Hannah, who sold the screenplay to Pascal 10 days before the 2016 Presidential Election, had originally meant this story as a biopic of Graham. The parallels to today's fraught relationship between the executive branch and the media — that have, in part, helped earned the film such favourable coverage — didn't become apparent until later, and production pivoted to give them more weight.
"The world shifted on its axis a little bit, and all of a sudden the press were being kicked out of the West Wing, and that was something I never thought would be a connective tissue to 1971," she said. "I never thought we would again have to be defending the Fourth Estate, and explaining why a free press is important to a democracy."
Ironically, however, Hannah's original main focus, about a woman learning to speak up, may end up being even more relevant. The echo to today's Time's Up and #MeToo movements aren't lost on Hannah, who was at Sunday's landmark Golden Globes, which saw women making their voices heard, both on the red carpet and onstage. (The Post incidentally, nominated for six awards, was shut out of all of them, perhaps indicating that those responsible should have leaned on the female-focused angle more heavily in the film's promotion. In keeping with the wave of activism and change currently sweeping Hollywood, films and TV shows telling women's stories, like Lady Bird, Three Billboards Outside Ebbing, Missouri and Big Little Lies, dominated the night.)

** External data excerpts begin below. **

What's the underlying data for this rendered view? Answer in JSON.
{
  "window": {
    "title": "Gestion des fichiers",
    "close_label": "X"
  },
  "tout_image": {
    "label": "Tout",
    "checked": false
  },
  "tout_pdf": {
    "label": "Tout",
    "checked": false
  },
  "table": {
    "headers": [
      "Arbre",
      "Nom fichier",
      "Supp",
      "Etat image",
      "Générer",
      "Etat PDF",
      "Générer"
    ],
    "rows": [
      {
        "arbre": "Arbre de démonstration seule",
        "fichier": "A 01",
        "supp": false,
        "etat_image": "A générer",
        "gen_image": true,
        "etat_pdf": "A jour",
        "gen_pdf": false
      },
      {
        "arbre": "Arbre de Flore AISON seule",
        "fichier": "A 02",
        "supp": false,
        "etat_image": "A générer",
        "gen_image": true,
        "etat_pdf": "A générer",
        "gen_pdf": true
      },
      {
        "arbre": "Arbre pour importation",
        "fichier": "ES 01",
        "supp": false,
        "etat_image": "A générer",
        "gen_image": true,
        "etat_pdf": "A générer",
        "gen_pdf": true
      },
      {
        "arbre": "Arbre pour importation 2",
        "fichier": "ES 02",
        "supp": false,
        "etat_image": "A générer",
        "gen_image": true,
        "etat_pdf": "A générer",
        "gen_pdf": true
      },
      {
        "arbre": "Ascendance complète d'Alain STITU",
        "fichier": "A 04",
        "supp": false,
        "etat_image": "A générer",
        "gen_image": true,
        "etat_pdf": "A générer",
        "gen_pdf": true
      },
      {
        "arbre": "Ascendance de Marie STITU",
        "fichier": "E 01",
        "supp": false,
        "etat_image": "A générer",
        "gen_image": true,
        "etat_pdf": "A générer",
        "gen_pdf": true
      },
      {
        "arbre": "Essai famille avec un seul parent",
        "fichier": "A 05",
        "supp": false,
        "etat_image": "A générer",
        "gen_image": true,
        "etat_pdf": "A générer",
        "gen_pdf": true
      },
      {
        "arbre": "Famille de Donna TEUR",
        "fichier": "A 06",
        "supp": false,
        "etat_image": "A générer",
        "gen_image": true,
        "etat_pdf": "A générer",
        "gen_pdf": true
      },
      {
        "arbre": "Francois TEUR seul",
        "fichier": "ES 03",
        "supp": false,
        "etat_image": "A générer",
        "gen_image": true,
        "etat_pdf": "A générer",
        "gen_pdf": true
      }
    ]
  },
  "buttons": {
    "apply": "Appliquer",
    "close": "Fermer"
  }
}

"If I’ve learned anything from this last year, but also specifically from the last six months, it's that no one can be quiet anymore, and no one can let their voices be silenced," Hannah said. "It's almost the responsibility of every woman now to speak up and speak out."

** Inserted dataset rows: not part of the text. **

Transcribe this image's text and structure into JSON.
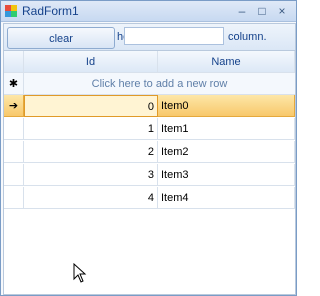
{
  "window": {
    "title": "RadForm1",
    "minimize": "–",
    "maximize": "□",
    "close": "×"
  },
  "toolbar": {
    "clear_label": "clear",
    "hint_left": "he",
    "hint_right": "column.",
    "search_value": "",
    "search_placeholder": ""
  },
  "grid": {
    "columns": [
      "Id",
      "Name"
    ],
    "new_row_marker": "✱",
    "new_row_text": "Click here to add a new row",
    "current_row_marker": "➔",
    "rows": [
      {
        "id": "0",
        "name": "Item0"
      },
      {
        "id": "1",
        "name": "Item1"
      },
      {
        "id": "2",
        "name": "Item2"
      },
      {
        "id": "3",
        "name": "Item3"
      },
      {
        "id": "4",
        "name": "Item4"
      }
    ]
  }
}
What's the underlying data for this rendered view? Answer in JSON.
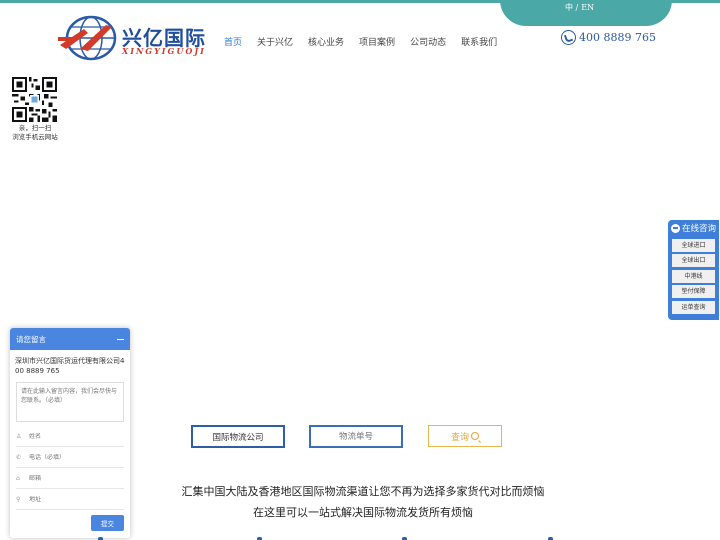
{
  "header": {
    "lang": {
      "zh": "中 /",
      "en": "EN"
    },
    "logo": {
      "cn": "兴亿国际",
      "en": "XINGYIGUOJI"
    },
    "nav": [
      {
        "label": "首页",
        "active": true
      },
      {
        "label": "关于兴亿",
        "active": false
      },
      {
        "label": "核心业务",
        "active": false
      },
      {
        "label": "项目案例",
        "active": false
      },
      {
        "label": "公司动态",
        "active": false
      },
      {
        "label": "联系我们",
        "active": false
      }
    ],
    "phone": "400 8889 765"
  },
  "qr": {
    "line1": "亲，扫一扫",
    "line2": "浏览手机云网站"
  },
  "side_panel": {
    "title": "在线咨询",
    "items": [
      "全球进口",
      "全球出口",
      "中港线",
      "垫付保障",
      "运单查询"
    ]
  },
  "message_box": {
    "title": "请您留言",
    "company": "深圳市兴亿国际货运代理有限公司400 8889 765",
    "textarea_placeholder": "请在此输入留言内容，我们会尽快与您联系。（必填）",
    "fields": [
      {
        "icon": "user-icon",
        "glyph": "♙",
        "placeholder": "姓名"
      },
      {
        "icon": "phone-icon",
        "glyph": "✆",
        "placeholder": "电话（必填）"
      },
      {
        "icon": "home-icon",
        "glyph": "⌂",
        "placeholder": "邮箱"
      },
      {
        "icon": "location-icon",
        "glyph": "⚲",
        "placeholder": "地址"
      }
    ],
    "submit": "提交"
  },
  "search": {
    "country_select": "国际物流公司",
    "tracking_placeholder": "物流单号",
    "query_button": "查询"
  },
  "slogan": {
    "line1": "汇集中国大陆及香港地区国际物流渠道让您不再为选择多家货代对比而烦恼",
    "line2": "在这里可以一站式解决国际物流发货所有烦恼"
  },
  "colors": {
    "accent": "#4aa8a6",
    "brand_blue": "#2b5aa8",
    "panel_blue": "#3f7fd9",
    "query_gold": "#e5b64e"
  }
}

She added: "Being in that room, there was so much hope there, and so much determination that we are moving forward, and never going to return to the way that it was. I feel incredibly honoured to be anywhere near that conversation and being able to talk about it."
Going forward, Hannah plans on continuing to use her own voice to amplify other women's. Her next project, an anthology series she's developing at Universal, is based on a book called Bad Girls Throughout History. "We want it to be kind of Black Mirror meets Drunk History," she explained. Each episode will tell the story of a different woman, and will be written and directed by women. Hannah said that she was pleasantly surprised to find not only "a thirst for telling women's stories," but also stories of women who, like Graham, had been glossed over by time and circumstance.
"The book covers 100 different women, and I think I knew about maybe half in there," she said. "It's really exciting to not only show other sides of women’s lives that we know about, but also give a little spotlight to women nobody’s heard of."
"The Post" hits cinemas on January 19.